Choosing What to Test Where#

What You Want to Verify Test Level Tool Cost
Valid HCL syntax Static terraform validate Free, instant
Provider-specific config errors Static tflint Free, instant
Security misconfigurations Static checkov Free, instant
Required tags present Plan-based conftest Free, 1-3 min
No open security groups Plan-based conftest Free, 1-3 min
No accidental destroys Plan-based conftest Free, 1-3 min
Monthly cost within budget Plan-based infracost Free tier, 1-2 min
Resources actually work Integration terratest Cloud costs, 10-30 min
Cross-resource connectivity Integration terratest Cloud costs, 10-30 min
Module output contracts Integration terratest Cloud costs, 10-30 min

The 80/20 rule: Static analysis and plan-based testing catch 80% of issues at 1% of the cost. Integration testing catches the remaining 20% at 99% of the cost. Invest heavily in levels 1-3 before spending on level 4.

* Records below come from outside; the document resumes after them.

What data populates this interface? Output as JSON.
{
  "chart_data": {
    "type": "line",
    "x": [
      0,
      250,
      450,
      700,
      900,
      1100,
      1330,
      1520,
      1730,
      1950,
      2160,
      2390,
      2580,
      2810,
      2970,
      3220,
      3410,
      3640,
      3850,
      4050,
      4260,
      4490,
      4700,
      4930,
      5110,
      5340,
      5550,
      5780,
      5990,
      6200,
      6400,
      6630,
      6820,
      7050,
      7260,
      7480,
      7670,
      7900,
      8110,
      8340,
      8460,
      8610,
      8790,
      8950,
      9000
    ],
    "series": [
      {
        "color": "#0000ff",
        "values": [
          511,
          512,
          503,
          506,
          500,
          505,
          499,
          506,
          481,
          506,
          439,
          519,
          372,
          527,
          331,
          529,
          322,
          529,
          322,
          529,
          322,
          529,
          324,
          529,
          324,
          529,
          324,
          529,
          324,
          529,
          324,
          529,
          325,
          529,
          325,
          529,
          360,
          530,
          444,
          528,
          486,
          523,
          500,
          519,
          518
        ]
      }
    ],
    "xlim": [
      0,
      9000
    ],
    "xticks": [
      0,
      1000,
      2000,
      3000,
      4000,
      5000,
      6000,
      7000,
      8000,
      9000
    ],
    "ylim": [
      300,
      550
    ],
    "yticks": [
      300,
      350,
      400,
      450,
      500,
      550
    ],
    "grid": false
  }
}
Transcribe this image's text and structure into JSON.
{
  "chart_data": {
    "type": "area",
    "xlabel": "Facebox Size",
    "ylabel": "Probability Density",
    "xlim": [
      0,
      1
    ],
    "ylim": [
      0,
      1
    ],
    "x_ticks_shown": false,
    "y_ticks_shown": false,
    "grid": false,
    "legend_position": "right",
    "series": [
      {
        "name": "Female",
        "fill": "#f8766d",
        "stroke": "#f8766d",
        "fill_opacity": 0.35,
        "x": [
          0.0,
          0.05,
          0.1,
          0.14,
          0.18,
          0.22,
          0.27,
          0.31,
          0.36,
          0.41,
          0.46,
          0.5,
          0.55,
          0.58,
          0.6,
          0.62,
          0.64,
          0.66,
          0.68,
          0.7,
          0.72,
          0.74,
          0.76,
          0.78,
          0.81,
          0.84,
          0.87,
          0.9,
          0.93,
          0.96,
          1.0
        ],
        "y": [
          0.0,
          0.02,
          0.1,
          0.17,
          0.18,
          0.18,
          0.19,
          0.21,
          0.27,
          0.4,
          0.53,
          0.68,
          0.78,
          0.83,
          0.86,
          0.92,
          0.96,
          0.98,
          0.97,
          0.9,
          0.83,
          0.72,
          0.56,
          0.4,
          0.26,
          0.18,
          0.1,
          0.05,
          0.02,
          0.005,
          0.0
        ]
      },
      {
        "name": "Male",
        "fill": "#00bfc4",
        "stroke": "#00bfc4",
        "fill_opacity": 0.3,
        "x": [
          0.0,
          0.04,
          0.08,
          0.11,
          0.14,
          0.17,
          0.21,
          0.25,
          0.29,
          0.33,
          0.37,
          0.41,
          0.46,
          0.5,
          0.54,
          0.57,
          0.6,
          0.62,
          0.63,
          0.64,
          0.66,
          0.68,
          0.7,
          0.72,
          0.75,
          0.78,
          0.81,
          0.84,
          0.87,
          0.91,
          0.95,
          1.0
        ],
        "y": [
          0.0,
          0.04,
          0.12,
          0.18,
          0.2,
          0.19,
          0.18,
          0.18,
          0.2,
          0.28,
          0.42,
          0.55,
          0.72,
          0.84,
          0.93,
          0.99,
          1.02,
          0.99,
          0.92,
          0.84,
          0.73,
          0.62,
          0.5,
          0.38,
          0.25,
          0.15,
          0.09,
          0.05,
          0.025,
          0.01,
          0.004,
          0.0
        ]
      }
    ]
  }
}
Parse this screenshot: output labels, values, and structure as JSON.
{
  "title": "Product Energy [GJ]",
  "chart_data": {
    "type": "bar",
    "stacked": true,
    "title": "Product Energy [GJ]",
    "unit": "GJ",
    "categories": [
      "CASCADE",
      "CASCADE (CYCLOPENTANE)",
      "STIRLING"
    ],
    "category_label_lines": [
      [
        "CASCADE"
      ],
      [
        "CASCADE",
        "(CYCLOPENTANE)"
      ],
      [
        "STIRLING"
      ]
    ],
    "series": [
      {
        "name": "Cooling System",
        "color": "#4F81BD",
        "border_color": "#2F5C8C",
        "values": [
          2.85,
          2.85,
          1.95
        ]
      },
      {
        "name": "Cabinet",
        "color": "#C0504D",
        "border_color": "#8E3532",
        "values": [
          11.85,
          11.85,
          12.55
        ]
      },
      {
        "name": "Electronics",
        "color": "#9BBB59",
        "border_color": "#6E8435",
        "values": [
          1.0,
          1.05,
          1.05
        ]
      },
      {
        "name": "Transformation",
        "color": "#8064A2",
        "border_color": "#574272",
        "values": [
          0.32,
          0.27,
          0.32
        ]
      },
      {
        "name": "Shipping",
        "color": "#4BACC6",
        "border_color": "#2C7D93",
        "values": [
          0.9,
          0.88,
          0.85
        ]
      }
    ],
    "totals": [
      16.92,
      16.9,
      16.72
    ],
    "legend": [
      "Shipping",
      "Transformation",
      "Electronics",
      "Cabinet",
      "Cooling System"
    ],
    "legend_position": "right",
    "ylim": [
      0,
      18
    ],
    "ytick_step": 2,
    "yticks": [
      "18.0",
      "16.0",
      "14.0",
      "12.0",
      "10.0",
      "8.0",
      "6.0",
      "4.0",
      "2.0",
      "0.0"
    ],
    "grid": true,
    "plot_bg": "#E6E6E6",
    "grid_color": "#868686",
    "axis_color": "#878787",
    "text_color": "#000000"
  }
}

The Agent Testing Workflow#

When an agent writes or modifies Terraform:

1. Write the changes
2. Run: terraform fmt (fix formatting)
3. Run: terraform validate (catch syntax errors)
4. Run: tflint (catch provider-specific issues)
5. Run: checkov (catch security issues)
   ─── Fix any errors found in steps 2-5 ───
6. Run: terraform plan -out=tfplan
7. Run: conftest test (policy checks on plan)
8. Run: infracost breakdown (cost estimate)
9. Present plan summary + cost estimate to human
10. WAIT for approval
11. On approval: terraform apply tfplan

Steps 2-5 are automated and self-correcting — the agent fixes issues it finds. Steps 6-8 produce information for the human. Step 9 is the safety gate. Steps 2-8 together take 2-5 minutes and catch the vast majority of issues before a human ever sees the plan.